A significant portion of today's public conversation includes questions, opinions, and the implications of the police's role in society. Information should be liberating, eye-opening, and objective. We noticed that a lot of people are restricted in outlook by their close communities. We hope to break that bubble and more generally, give a bigger picture of the ongoing conversation that is not skewed and tries to bring out the positives, negatives, and the neutral perspectives on the issue.
What it does
A public dashboard backed with an elaborate sentiment analyzer parsing a Twitter stream to understand public temparaments about the Police in the United States based on state.
How we built it
A twitter Stream is periodically opened for each state and tweets are monitored for the presence of police related keywords. We then try to understand if the sentiments pertain to the Police force. We do this using Stanford CoreNLP's library to perform Parts of Speech(POS) and intersectionality analysis on the data. If we are satisfied that the tweet is an opinion on cops, we go ahead and perform sentiment analysis using Microsoft's Text-Analytics Cognitive Service. We then feed this to a MongoDB database which maintains a window of recent tweets, and latest example tweets for each category. The dashboard is a minimalistic interface where you can view a choropleth map of the USA and running average positive, negative, and neutral sentiments for every state. Our website seamlessly provides a one-stop solution to more insights on the broader geographical region of the USA. Sample tweets are displayed on the website for each category - positive, negative, neutral - sentiments pertaining to the subject of the police force. This way, people can easily find the trends
Challenges we ran into
This was the first time for all of us to be working with NLP. Understanding concepts of Linguistics was something new and eye-opening. Microsoft's Azure Sentiment Analysis can give a sentiment score for any type of sentence. Many tweets about the police tend to be neutral but skewed to positive or negative from a plain language level. We focused on trying our best to consider sentiments with the police as the subject. Our novelty includes Parts of Speech(POS) analysis and keyword dependency. We also tried Azure's Opinion Mining service to improve accuracy but experiments showed that most tweets are very short and unstructured to apply this technology. We referred the methods used in the study here https://www.ncjrs.gov/pdffiles1/nij/grants/205619.pdf to guide us in building a more intelligent solution.

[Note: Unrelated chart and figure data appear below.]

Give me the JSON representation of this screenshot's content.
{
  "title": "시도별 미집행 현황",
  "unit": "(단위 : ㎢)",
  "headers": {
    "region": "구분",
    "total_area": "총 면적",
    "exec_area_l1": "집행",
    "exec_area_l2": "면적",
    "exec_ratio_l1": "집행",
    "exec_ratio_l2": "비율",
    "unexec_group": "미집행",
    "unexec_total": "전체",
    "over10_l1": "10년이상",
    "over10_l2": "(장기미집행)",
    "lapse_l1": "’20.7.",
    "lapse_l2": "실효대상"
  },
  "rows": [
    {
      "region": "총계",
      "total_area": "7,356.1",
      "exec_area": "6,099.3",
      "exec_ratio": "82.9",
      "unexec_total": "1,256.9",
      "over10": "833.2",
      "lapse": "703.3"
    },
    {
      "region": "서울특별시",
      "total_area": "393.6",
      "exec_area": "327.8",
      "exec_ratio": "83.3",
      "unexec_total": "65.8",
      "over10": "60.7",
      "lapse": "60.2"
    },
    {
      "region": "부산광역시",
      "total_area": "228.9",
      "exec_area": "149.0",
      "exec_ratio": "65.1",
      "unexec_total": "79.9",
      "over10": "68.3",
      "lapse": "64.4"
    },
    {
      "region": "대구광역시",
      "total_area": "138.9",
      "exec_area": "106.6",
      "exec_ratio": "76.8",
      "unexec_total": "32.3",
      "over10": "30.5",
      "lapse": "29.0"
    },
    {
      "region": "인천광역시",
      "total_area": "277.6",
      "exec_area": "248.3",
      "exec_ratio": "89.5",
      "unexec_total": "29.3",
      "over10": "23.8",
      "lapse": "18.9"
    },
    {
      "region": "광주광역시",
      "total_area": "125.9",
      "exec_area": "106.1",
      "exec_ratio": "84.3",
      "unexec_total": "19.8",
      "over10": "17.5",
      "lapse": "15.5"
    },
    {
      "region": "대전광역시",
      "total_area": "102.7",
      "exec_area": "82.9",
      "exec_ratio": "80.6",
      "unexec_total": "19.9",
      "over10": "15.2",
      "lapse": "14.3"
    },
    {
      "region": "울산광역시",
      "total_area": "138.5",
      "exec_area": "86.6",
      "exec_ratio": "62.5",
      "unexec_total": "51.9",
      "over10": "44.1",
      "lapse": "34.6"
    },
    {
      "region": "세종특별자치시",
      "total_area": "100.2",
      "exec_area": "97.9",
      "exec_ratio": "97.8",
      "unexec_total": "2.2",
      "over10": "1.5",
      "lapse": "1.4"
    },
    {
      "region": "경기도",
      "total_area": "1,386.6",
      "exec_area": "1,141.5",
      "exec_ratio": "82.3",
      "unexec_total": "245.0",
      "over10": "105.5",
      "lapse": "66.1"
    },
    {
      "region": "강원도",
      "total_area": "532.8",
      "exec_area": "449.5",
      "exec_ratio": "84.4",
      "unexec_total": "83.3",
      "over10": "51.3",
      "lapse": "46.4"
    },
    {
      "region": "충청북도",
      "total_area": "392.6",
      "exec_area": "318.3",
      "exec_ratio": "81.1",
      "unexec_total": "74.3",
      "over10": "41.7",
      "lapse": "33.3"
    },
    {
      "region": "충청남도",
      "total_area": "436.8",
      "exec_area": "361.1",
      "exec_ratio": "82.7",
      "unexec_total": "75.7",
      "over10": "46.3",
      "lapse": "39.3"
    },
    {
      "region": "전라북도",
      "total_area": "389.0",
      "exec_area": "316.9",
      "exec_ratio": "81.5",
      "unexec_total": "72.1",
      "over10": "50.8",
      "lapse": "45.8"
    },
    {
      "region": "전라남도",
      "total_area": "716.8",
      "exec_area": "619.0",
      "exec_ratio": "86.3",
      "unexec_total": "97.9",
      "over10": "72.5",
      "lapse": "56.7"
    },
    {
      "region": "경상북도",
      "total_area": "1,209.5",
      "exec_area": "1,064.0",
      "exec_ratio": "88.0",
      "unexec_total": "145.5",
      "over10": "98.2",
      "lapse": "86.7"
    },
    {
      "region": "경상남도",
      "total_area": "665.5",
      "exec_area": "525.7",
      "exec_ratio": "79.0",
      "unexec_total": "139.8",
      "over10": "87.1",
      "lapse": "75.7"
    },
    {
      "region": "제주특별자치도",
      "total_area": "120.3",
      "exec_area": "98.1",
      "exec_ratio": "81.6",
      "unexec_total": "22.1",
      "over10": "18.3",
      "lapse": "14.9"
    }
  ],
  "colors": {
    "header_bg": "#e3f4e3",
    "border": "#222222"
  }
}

Another Major challenge was getting location specific information on these sentiments. Most Tweets do not contain a geotag. For this we basically searched by each state with bounding boxes/circular search regions, to analyze location specific tweets. A following challenge was that we could not filter tweepy streams with more both location and keyword. For this sake, we implemented a loop we basically spends time analyzing tweets from each state, checks if its cop related, and analyzes that then.
We thought of trying to train a model to help classify better but we did not have enough data and the Twitter API rate limits were not big enough for the purpose. We also did not want to break Twitter's policy by attempting to using a Twitter scraping library.
Accomplishments that we're proud of
Worked with NLP for the first time. We are still amazed by how far we came along. Proud to have worked with the Parts of Speech and keyword intersection NLP methods to intelligently tackle a problem. Proud of being able to hack our way around geolocation challenges, streaming challenges. Proud to apply Twitter technology for the good.
What we learned
Natural Language Processing - caveats and techniques MongoDB database Flask Twitter API
What's next for CopSense
Improving on the NLP architecture, studying more about ongoing research in the same sector and try to implement additional techniques.